Вера подняла зареванное лицо. Отражая пламя свечей, на стиснутых кулаках мерцали капельки слез. Мокрые дорожки увлажнили пересохшие русла морщин на щеках. В такие моменты Любе до зуда в ладонях хотелось влепить Надежде пощечину; нельзя, нельзя так с родными! Но здесь вбитые матерью понятия хорошего и плохого вступали в противоречие. Защищай младших, уважай старших. И это противоречие рвало Любину душу на части. Тяжко быть
посередине. Тяжко. А порой и вовсе невыносимо.
– Как не слушать-то, Любушка? – Смущенно улыбаясь, Вера широкими движениями попыталась вытереть мокрые глаза. Стало только хуже. – Наденька ведь кругом права…
– Ничего не права! – раздраженно перебила Люба. – Ей-то откуда знать?
– Так ведь и батюшка в церкви рассказывал, как бесы людей искушают. Прелесть это, как есть. Я и сама все понимаю.
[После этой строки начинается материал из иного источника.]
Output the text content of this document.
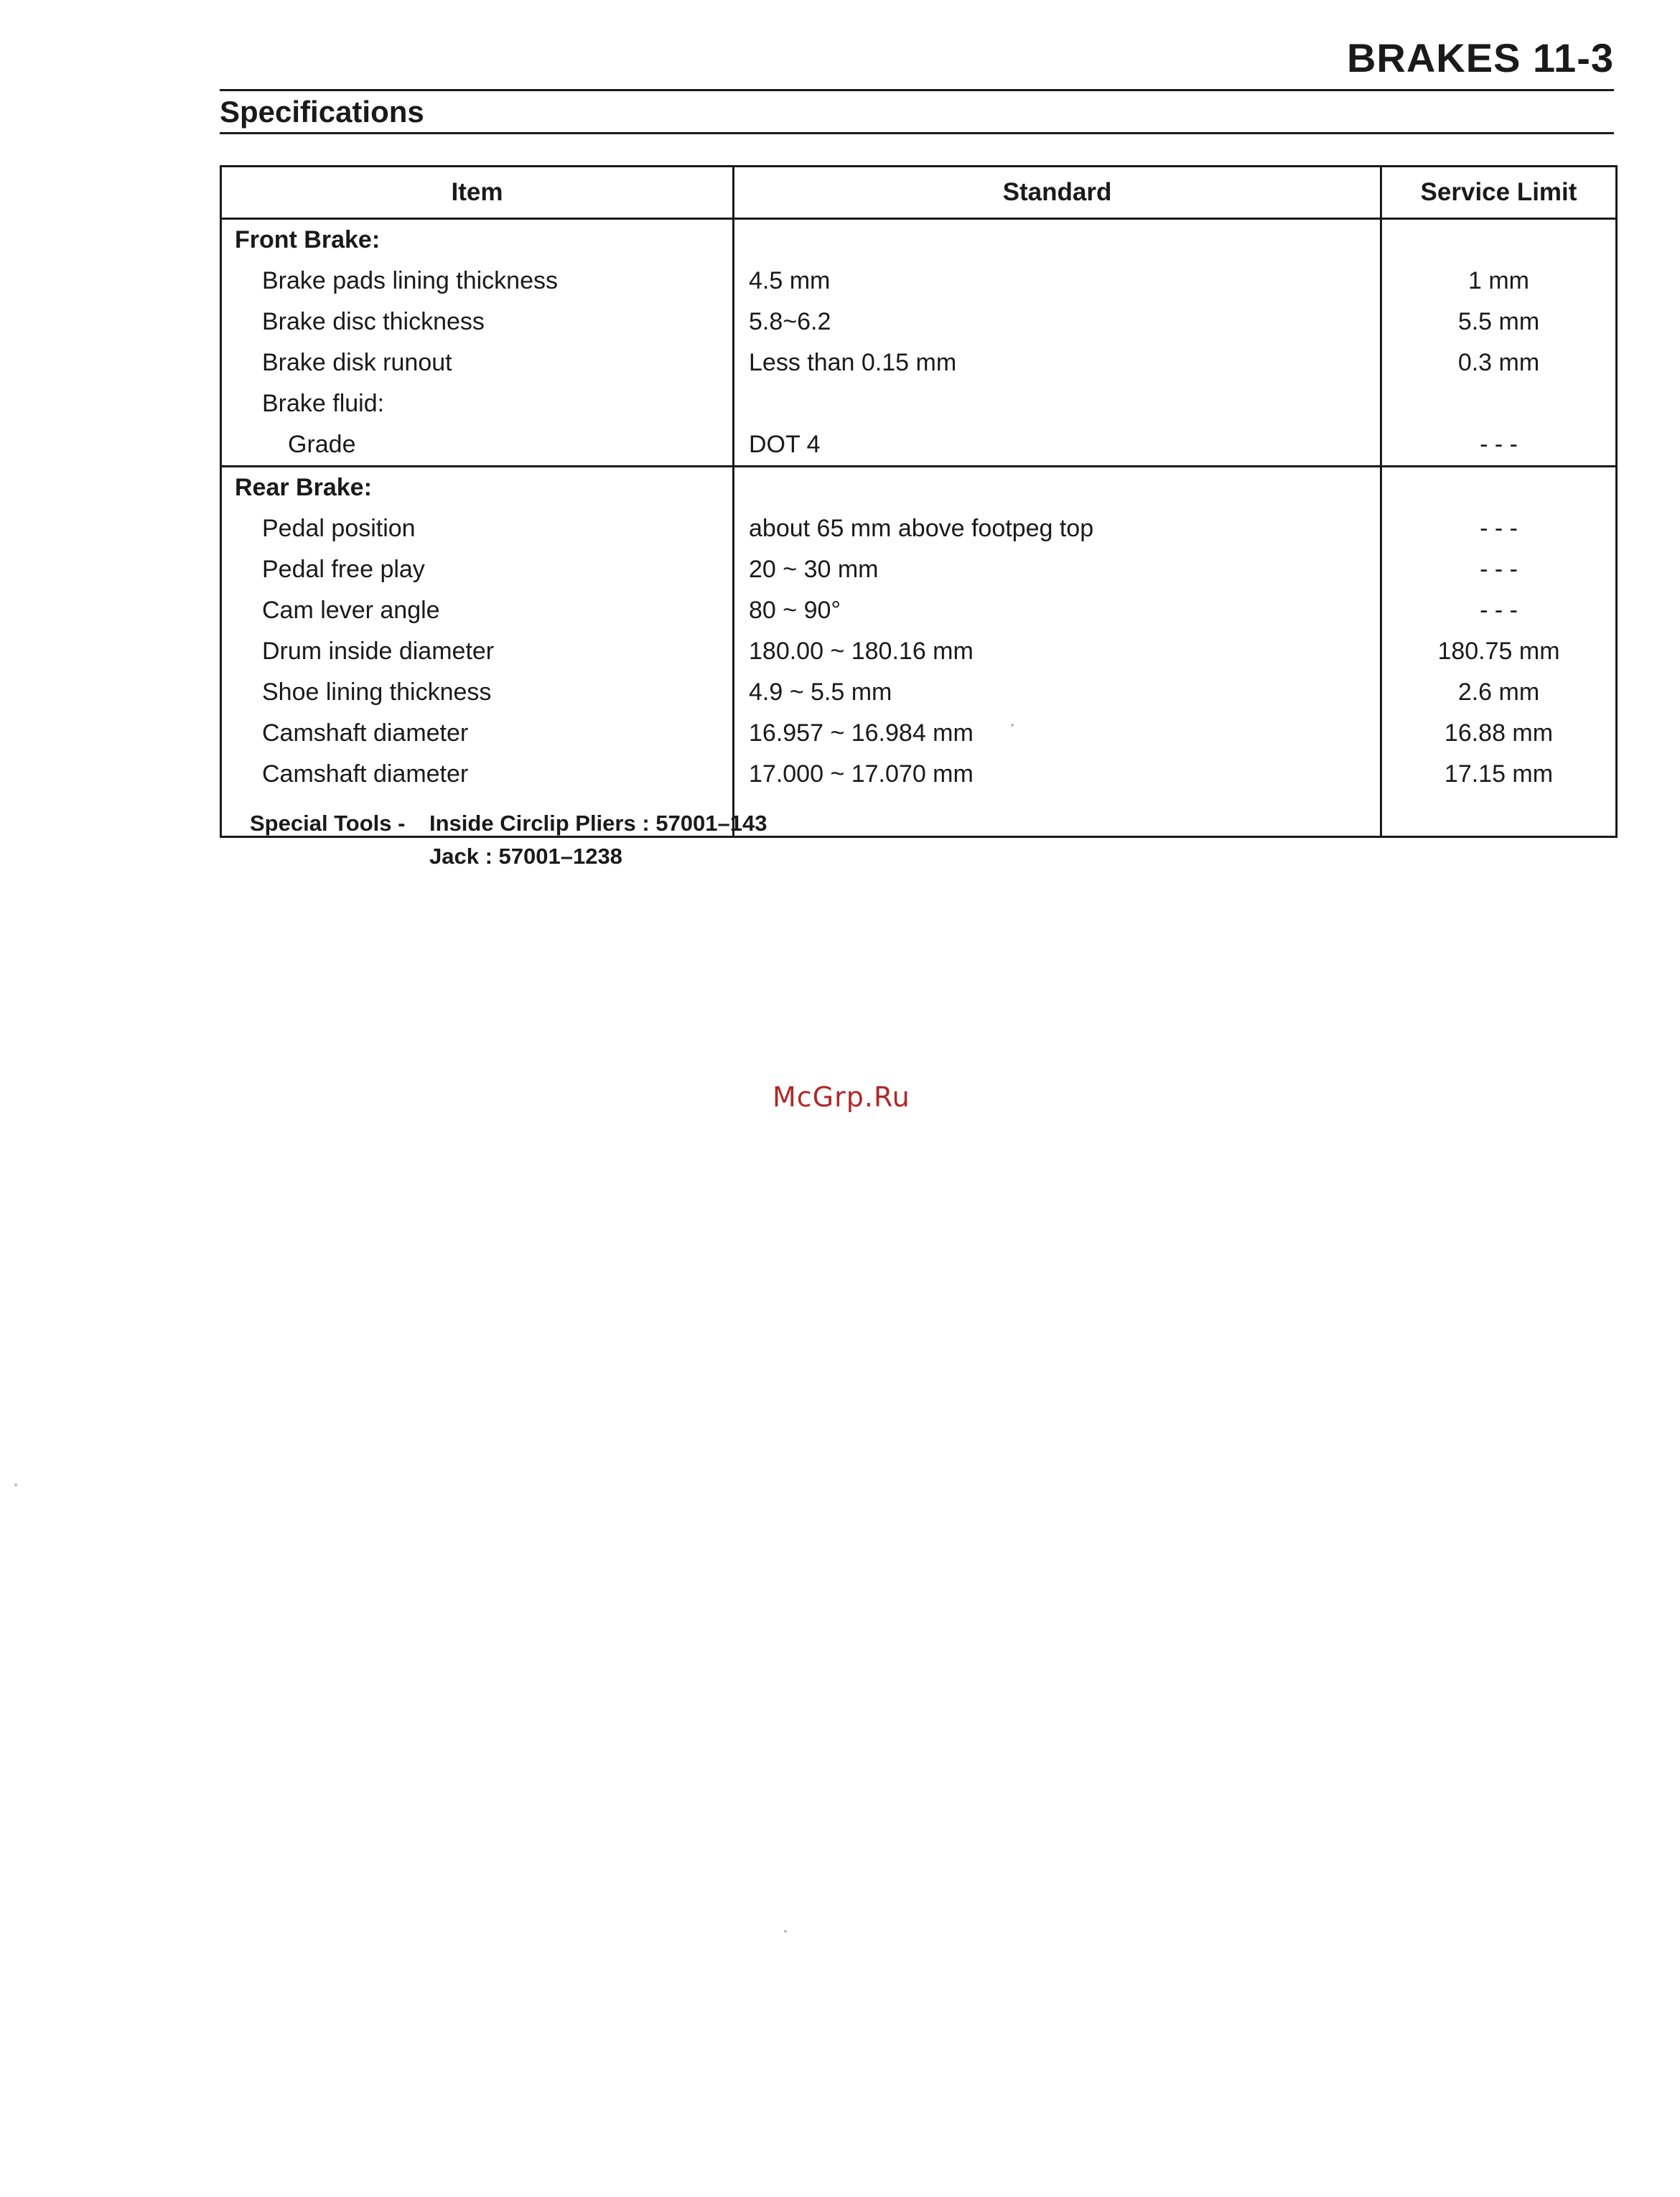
BRAKES 11-3
Specifications
Item	Standard	Service Limit
Front Brake:		
Brake pads lining thickness	4.5 mm	1 mm
Brake disc thickness	5.8~6.2	5.5 mm
Brake disk runout	Less than 0.15 mm	0.3 mm
Brake fluid:		
Grade	DOT 4	- - -
Rear Brake:		
Pedal position	about 65 mm above footpeg top	- - -
Pedal free play	20 ~ 30 mm	- - -
Cam lever angle	80 ~ 90°	- - -
Drum inside diameter	180.00 ~ 180.16 mm	180.75 mm
Shoe lining thickness	4.9 ~ 5.5 mm	2.6 mm
Camshaft diameter	16.957 ~ 16.984 mm	16.88 mm
Camshaft diameter	17.000 ~ 17.070 mm	17.15 mm

Special Tools - Inside Circlip Pliers : 57001–143
Jack : 57001–1238
McGrp.Ru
Только противиться ему не могу, силы уже не те.
– Вера уже не та, – не отрываясь от своего занятия, желчно прокомментировала Надежда. И не ясно было, имеет она в виду саму сестру или крепость ее веры.
– Глупости! – отрезала Люба. – Глупости. Батюшка что говорил? Если это Нечистый за ликом святым скрывается, то душа человеческая всегда тревогу чувствовать будет. Как марево красное, помнишь? Тревожно тебе, когда Он с тобой беседует?
– Н-нет… – неуверенно пробормотала Вера.
– Ну и вот! А раз не тревожно, то что? Что чувствуешь?
– Благодать…
В глазах младшей сестры, устремленных куда-то мимо прямой, как палка, спины Надежды, мимо затянутого инеем стекла, куда-то сквозь ночь и тьму, появилась привычная отрешенность. Надежда резко обернулась. Узкие губы неодобрительно поджаты, седые брови насуплены.